Sunday, January 11, 2009

Memory and Identity

As a visual person, I found myself creating images in an attempt to make sense of the theories posited by Bergson in lieu of writing notes in the margins. Similarly, I found myself doing much the same thing with the Delueze article in response to Bergson. I think I was most struck and interested by the section of the Deleuze article which he further explains Bergson's idea of "attention to life." I took this to mean the moment in which the past merges with the present in an attempt to find a "moment of contact" or to form a recollection. Once this contact has been made "recollection images" are then formed. It is at this point that the two moments connect creating some sort of harmony and are "pushed to their limit." The fourth movement involves the actual movement of the body in response. I think what I found to be most interesting about this chain of events is how instantaneously all of these events occur. Deleuze goes on to explain that even one faulty moment in the process would blur the recollection.

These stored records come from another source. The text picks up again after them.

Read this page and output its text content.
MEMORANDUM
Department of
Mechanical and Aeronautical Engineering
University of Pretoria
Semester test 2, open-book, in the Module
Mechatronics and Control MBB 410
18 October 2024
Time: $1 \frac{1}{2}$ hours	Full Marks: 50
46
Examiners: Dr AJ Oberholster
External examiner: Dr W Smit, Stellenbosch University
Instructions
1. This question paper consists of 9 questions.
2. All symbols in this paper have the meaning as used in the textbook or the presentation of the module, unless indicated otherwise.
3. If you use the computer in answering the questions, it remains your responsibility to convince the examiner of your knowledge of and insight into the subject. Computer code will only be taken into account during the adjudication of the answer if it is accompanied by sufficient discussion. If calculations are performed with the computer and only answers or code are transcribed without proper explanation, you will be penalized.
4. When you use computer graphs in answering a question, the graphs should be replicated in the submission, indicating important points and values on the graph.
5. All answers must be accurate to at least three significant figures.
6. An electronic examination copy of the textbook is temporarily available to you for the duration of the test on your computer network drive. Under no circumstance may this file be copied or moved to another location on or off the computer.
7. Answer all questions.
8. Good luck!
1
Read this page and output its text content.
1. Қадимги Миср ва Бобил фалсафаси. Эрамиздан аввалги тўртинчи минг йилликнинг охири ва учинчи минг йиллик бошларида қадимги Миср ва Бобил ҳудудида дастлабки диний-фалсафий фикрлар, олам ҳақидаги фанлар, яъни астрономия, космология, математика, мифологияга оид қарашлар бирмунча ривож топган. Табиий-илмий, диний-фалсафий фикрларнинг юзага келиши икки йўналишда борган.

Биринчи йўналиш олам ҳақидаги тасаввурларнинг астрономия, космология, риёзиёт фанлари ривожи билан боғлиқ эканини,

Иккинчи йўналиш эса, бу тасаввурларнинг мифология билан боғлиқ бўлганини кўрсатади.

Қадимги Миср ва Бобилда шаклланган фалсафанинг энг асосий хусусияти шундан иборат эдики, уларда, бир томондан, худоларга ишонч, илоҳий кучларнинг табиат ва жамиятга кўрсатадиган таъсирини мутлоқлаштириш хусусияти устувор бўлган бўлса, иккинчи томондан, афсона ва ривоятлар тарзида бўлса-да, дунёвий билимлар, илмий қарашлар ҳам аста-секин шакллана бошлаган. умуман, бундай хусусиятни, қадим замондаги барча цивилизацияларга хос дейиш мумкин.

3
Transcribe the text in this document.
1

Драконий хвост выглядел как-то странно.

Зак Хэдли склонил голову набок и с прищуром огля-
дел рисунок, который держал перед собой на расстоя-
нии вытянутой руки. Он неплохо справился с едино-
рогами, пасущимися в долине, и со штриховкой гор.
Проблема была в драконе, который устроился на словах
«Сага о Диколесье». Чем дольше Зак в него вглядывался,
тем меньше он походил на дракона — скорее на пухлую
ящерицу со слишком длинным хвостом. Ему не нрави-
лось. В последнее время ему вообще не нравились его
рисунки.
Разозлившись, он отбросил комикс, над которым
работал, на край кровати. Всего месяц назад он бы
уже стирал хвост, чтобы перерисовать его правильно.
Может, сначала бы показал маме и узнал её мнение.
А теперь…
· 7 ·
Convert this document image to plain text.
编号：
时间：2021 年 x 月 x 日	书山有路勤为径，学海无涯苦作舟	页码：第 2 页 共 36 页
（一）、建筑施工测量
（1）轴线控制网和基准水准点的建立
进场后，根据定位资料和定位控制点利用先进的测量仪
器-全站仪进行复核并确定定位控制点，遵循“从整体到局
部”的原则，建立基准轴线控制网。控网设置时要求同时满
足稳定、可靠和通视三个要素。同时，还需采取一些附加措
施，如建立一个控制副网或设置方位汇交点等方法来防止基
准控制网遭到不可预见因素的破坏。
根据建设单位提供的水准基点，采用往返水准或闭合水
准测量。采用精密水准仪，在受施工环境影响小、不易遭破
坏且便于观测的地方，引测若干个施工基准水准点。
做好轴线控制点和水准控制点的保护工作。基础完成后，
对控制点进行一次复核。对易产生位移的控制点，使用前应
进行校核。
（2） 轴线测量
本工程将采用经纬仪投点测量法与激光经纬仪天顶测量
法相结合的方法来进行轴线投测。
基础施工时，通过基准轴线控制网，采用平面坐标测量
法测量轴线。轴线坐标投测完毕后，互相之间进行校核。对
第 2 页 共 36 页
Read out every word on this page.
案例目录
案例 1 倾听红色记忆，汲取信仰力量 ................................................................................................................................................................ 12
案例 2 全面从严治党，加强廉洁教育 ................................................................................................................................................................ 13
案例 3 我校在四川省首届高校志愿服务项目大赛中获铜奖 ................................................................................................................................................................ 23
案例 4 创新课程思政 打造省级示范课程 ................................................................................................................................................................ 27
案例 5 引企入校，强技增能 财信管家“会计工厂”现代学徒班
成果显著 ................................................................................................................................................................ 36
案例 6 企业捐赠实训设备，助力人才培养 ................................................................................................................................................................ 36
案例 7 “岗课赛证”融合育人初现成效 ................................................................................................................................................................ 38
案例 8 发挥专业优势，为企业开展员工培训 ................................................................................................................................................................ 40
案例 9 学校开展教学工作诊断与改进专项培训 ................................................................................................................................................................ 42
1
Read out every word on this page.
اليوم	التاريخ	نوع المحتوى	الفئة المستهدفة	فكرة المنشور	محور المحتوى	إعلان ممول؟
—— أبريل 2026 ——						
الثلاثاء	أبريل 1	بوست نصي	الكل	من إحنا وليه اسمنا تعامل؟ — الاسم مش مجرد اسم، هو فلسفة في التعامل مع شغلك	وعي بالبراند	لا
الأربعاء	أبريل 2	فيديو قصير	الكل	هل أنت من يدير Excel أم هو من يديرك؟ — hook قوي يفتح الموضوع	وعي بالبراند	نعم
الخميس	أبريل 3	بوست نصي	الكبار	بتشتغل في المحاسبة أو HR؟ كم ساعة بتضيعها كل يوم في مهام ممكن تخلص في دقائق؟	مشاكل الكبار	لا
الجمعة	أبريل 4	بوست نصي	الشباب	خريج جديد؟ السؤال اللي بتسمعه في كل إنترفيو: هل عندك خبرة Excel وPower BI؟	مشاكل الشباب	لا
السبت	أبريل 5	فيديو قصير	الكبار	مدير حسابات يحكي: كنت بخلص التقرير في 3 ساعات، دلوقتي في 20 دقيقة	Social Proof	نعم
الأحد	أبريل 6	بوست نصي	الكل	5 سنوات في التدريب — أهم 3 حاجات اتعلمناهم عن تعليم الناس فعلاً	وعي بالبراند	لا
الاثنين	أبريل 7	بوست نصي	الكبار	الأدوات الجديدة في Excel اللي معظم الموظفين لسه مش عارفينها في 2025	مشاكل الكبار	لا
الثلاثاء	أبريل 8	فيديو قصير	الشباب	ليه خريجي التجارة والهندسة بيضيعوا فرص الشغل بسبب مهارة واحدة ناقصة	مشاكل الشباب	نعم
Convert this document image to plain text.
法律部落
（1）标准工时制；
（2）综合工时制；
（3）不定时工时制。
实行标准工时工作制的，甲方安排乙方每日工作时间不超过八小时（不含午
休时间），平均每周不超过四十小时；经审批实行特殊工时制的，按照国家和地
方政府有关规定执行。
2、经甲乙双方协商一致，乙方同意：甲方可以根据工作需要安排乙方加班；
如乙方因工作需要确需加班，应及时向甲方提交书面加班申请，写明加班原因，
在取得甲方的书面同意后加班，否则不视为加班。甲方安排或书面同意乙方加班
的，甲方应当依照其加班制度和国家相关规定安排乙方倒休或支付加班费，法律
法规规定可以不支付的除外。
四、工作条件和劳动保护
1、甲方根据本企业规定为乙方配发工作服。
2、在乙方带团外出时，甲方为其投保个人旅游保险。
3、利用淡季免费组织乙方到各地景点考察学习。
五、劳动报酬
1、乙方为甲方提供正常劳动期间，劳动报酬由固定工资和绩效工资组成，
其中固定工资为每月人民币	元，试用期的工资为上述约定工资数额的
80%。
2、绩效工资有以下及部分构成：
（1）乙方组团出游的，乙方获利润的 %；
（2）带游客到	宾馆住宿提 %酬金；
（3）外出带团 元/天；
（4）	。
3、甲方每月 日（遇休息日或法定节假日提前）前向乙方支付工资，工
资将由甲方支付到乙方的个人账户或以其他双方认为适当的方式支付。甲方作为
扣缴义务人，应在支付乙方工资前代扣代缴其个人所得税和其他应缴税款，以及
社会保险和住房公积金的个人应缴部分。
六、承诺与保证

This made me then think about instances in which these events do not occur in the way that Deleuze explicates. Both Deleuze and Bergson mention schizophrenia in addition to other conditions. This made me think of a lit. course I took where we discussed the idea of memory loss and the loss of identity. I know I am jumping around a bit here, but I see a connection between the two. In relating memory to this idea of identity, Dennis Sumara states that “identity never really exists in ways expressed by commonsense discourses but, instead, occurs when memory intersects with projected contexts. I can never really pin down my identity ‘in this moment’ since ‘this moment’ is being used to interpret a relationship between the remembered past and the predicted future. That, of course, is why losing one's memory inhibits relationality and dramatically erodes one's own experience of identity” (52). As I was reading, I continued to think about this connection.